Rees boldly forecasts the startling risks that stem from our accelerating rate of technological advances. We could be wiped out by lethal "engineered" airborne viruses, or by rogue nano-machines that replicate catastrophically.
Experiments that crash together atomic nuclei could start a chain reaction that erodes all atoms of Earth, or could even tear the fabric of space itself.
Through malign intent or by mistake, a single event could trigger global disaster. Though we can never completely safeguard our future, increased regulation and inspection can help us to prevent catastrophe.

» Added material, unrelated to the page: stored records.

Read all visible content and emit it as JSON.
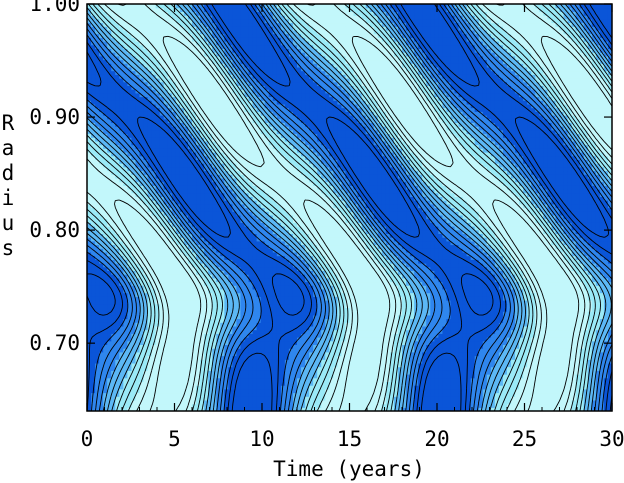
{
  "chart_data": {
    "type": "heatmap",
    "title": "",
    "xlabel": "Time (years)",
    "ylabel": "Radius",
    "xlim": [
      0,
      30
    ],
    "ylim": [
      0.64,
      1.0
    ],
    "x_ticks": [
      0,
      5,
      10,
      15,
      20,
      25,
      30
    ],
    "x_tick_labels": [
      "0",
      "5",
      "10",
      "15",
      "20",
      "25",
      "30"
    ],
    "y_ticks": [
      0.7,
      0.8,
      0.9,
      1.0
    ],
    "y_tick_labels": [
      "0.70",
      "0.80",
      "0.90",
      "1.00"
    ],
    "period_years": 10.8,
    "grid": false,
    "legend": "none",
    "fill_colors": [
      "#0a55d8",
      "#2f86ee",
      "#5cb8f5",
      "#9aeaf7",
      "#c2f7fb"
    ],
    "contour_color": "#000000"
  }
}
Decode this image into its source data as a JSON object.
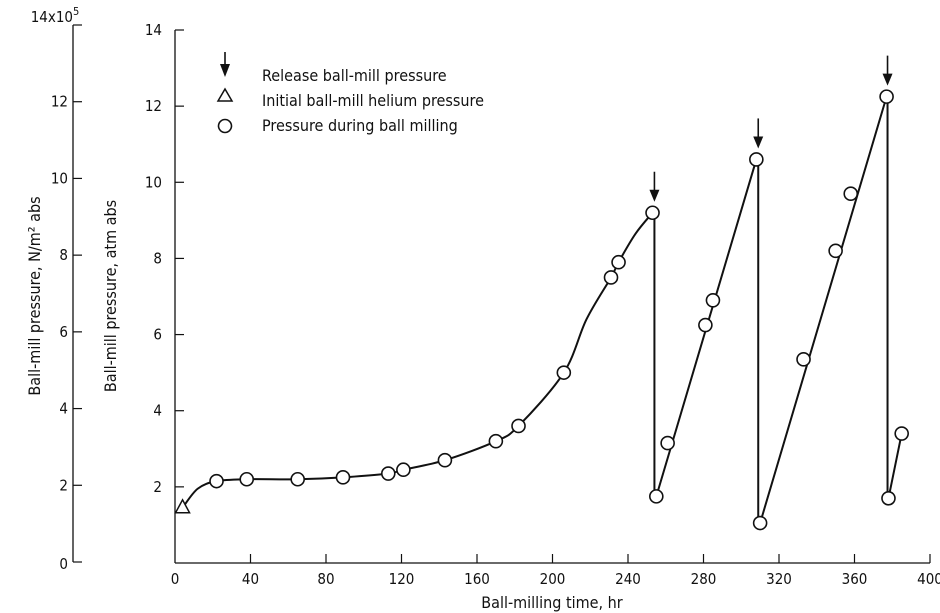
{
  "chart_data": {
    "type": "line",
    "xlabel": "Ball-milling time, hr",
    "ylabel_primary": "Ball-mill pressure, atm abs",
    "ylabel_secondary": "Ball-mill pressure, N/m² abs",
    "xlim": [
      0,
      400
    ],
    "ylim": [
      0,
      14
    ],
    "x_ticks": [
      0,
      40,
      80,
      120,
      160,
      200,
      240,
      280,
      320,
      360,
      400
    ],
    "y_ticks": [
      2,
      4,
      6,
      8,
      10,
      12,
      14
    ],
    "y2_ticks": [
      "0",
      "2",
      "4",
      "6",
      "8",
      "10",
      "12"
    ],
    "y2_top_label": "14x10",
    "y2_top_exponent": "5",
    "legend": [
      {
        "marker": "arrow",
        "label": "Release ball-mill pressure"
      },
      {
        "marker": "triangle",
        "label": "Initial ball-mill helium pressure"
      },
      {
        "marker": "circle",
        "label": "Pressure during ball milling"
      }
    ],
    "initial_point": {
      "x": 4,
      "y": 1.45
    },
    "pressure_points": [
      {
        "x": 22,
        "y": 2.15
      },
      {
        "x": 38,
        "y": 2.2
      },
      {
        "x": 65,
        "y": 2.2
      },
      {
        "x": 89,
        "y": 2.25
      },
      {
        "x": 113,
        "y": 2.35
      },
      {
        "x": 121,
        "y": 2.45
      },
      {
        "x": 143,
        "y": 2.7
      },
      {
        "x": 170,
        "y": 3.2
      },
      {
        "x": 182,
        "y": 3.6
      },
      {
        "x": 206,
        "y": 5.0
      },
      {
        "x": 231,
        "y": 7.5
      },
      {
        "x": 235,
        "y": 7.9
      },
      {
        "x": 253,
        "y": 9.2
      },
      {
        "x": 255,
        "y": 1.75
      },
      {
        "x": 261,
        "y": 3.15
      },
      {
        "x": 281,
        "y": 6.25
      },
      {
        "x": 285,
        "y": 6.9
      },
      {
        "x": 308,
        "y": 10.6
      },
      {
        "x": 310,
        "y": 1.05
      },
      {
        "x": 333,
        "y": 5.35
      },
      {
        "x": 350,
        "y": 8.2
      },
      {
        "x": 358,
        "y": 9.7
      },
      {
        "x": 377,
        "y": 12.25
      },
      {
        "x": 378,
        "y": 1.7
      },
      {
        "x": 385,
        "y": 3.4
      }
    ],
    "curve_segments": [
      [
        {
          "x": 4,
          "y": 1.45
        },
        {
          "x": 12,
          "y": 1.95
        },
        {
          "x": 22,
          "y": 2.15
        },
        {
          "x": 38,
          "y": 2.2
        },
        {
          "x": 65,
          "y": 2.2
        },
        {
          "x": 89,
          "y": 2.25
        },
        {
          "x": 113,
          "y": 2.35
        },
        {
          "x": 121,
          "y": 2.45
        },
        {
          "x": 143,
          "y": 2.7
        },
        {
          "x": 170,
          "y": 3.2
        },
        {
          "x": 182,
          "y": 3.6
        },
        {
          "x": 206,
          "y": 5.0
        },
        {
          "x": 218,
          "y": 6.4
        },
        {
          "x": 231,
          "y": 7.5
        },
        {
          "x": 235,
          "y": 7.9
        },
        {
          "x": 244,
          "y": 8.65
        },
        {
          "x": 253,
          "y": 9.2
        }
      ],
      [
        {
          "x": 255,
          "y": 1.75
        },
        {
          "x": 308,
          "y": 10.6
        }
      ],
      [
        {
          "x": 310,
          "y": 1.05
        },
        {
          "x": 377,
          "y": 12.25
        }
      ],
      [
        {
          "x": 378,
          "y": 1.7
        },
        {
          "x": 385,
          "y": 3.4
        }
      ]
    ],
    "pressure_releases": [
      {
        "x": 254,
        "from": 9.2,
        "to": 1.75
      },
      {
        "x": 309,
        "from": 10.6,
        "to": 1.05
      },
      {
        "x": 377.5,
        "from": 12.25,
        "to": 1.7
      }
    ]
  }
}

Rees's vision of the infinite future that we have put at risk--a cosmos more vast and diverse than any of us has ever imagined--is both a work of stunning scientific originality and a humanistic clarion call on behalf of the future of life.
About the Author
Sir Martin Rees is Royal Society Professor at Cambridge University, a Fellow of Kings College, and the U.K.'s Astronomer Royal. The winner of the 2001 Cosmology Prize of the Peter Gruber Foundation, he has published numerous academic papers and books and is the author of four titles for a general readership: Our Cosmic Habitat, Gravity's Fatal Attraction, Before the Beginning, and Just Six Numbers. He lives in Cambridge, England.